After a 35-year career that took him around the world managing satellite communications projects, Robert E. Martinson ’65 has been enjoying the quiet of retirement to read as much as he likes and to focus on a life-long hobby – ham radio.

Robert Martinson '65 headshot

Robert E. Martinson ’65

The quiet of retirement has also invited more engagement with Union memories, ultimately prompting Robert to make a gift of $500,000 to support the Templeton Institute and the Union College Engineering and Computer Science Initiative.

The gift will create an endowed fund focused on providing support for student-faculty projects, a speaker’s series, engineering internships, an integrative learning symposium and other opportunities focused on strengthening engineering and computer science education on campus.

Born and raised in Brooklyn, N.Y., Robert applied to Union because of the College’s reputation for excellence in engineering, and he was not disappointed.

“All the professors in the electrical engineering department were top notch, very focused and attentive. I especially enjoyed courses taught by Professor Edward Craig. He was what you would call a ‘regular’ guy, but very smart and always able to get his point across.”

Robert also remembers a course that he and other students called “Instant Culture for Engineers.” The course focused on helping engineers become well-rounded individuals. Elaborating, Robert noted, “One of the invaluable things the course taught us was how to write proposals.”

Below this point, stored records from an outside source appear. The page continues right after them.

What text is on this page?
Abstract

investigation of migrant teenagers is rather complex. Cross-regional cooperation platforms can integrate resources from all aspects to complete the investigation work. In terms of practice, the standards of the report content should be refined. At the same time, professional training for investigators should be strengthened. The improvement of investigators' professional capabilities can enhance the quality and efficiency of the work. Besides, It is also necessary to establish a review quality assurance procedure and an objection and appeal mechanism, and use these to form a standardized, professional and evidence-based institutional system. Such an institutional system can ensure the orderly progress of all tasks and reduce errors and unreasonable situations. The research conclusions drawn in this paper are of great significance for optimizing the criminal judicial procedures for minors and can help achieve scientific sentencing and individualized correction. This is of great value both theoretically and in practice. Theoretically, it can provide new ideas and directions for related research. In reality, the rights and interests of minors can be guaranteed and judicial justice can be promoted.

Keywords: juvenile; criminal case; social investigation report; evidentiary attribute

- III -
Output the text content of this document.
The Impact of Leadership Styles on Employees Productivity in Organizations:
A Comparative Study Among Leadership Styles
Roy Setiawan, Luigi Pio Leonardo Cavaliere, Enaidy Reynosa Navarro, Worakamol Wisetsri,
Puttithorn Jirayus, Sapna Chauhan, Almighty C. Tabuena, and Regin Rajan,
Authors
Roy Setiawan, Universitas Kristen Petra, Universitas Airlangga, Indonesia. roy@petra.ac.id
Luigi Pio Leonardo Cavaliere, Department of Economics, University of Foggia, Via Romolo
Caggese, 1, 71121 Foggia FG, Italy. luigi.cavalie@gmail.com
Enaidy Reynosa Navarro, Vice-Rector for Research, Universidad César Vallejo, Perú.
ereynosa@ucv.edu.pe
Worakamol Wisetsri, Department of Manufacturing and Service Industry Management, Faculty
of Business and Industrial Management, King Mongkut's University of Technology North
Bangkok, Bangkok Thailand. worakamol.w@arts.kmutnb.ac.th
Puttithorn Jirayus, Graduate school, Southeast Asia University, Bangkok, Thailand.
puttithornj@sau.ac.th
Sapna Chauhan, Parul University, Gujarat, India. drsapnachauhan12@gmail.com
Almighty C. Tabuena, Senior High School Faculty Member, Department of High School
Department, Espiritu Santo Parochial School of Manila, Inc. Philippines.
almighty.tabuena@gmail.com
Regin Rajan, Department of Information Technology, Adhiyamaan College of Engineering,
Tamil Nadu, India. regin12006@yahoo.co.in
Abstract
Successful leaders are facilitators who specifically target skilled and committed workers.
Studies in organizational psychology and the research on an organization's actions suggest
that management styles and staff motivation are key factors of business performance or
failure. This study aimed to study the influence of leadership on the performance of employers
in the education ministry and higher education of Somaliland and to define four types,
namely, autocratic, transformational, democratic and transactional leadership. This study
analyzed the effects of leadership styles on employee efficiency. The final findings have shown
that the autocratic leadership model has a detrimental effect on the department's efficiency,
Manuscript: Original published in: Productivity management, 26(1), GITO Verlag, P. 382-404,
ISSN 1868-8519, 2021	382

Despite many fond memories of his time at Union, Robert’s start on campus was a bit bumpy. During his sophomore year, the dean recommended that he take a leave of absence to refocus and prioritize.

Robert had become a bit too involved in the social life available through his fraternity, Phi Gamma Delta, and also the maintenance of the fraternity house. These activities were detracting from his studies.

“If something broke, I was called upon to fix it. If there was a party, I was there,” Robert recollected with a laugh.

After an 18-month hiatus, Robert came back to Union and excelled.

He received a job offer from the telecommunications giant, GTE, before graduation. At the time, there was only one commercial communications satellite in orbit, but Robert would spend his career in satellite communications, working on contracts from the U.S. government and from other governments around the globe.

Robert’s younger brother Terry Martinson explained, “He worked in 37 countries. Much of the work was confidential, and Robert still maintains that confidentiality, but I know that he worked on significant projects in Algeria, the Philippines, Thailand, Morocco and Korea. In fact, his work in Korea allowed the 1988 Olympic Games to be televised in the United States.”

“Robert is reserved and self-reliant but rightfully proud of the work he did during his career with GTE. He was a loyal employee, a hard worker and always 100% focused on his work,” Terry added.

Robert’s two nephews – Terry’s sons – are also Dutchmen.

Andrew Martinson ’00 is senior vice president of A.W.G. Dewar, Inc., while his brother Eric Martinson ’05 is a global product trainer for Karhu, the Finnish company that has specialized in running shoes for over a century and now has a foothold in fashion and streetwear.

Terry, along with his wife Marcia, noted, “Union prepared our sons well for their respective careers. Robert chose to make this gift to Union in appreciation for the education that he, Andrew and Eric received. Union prepared all three of them to be successful in their chosen fields.”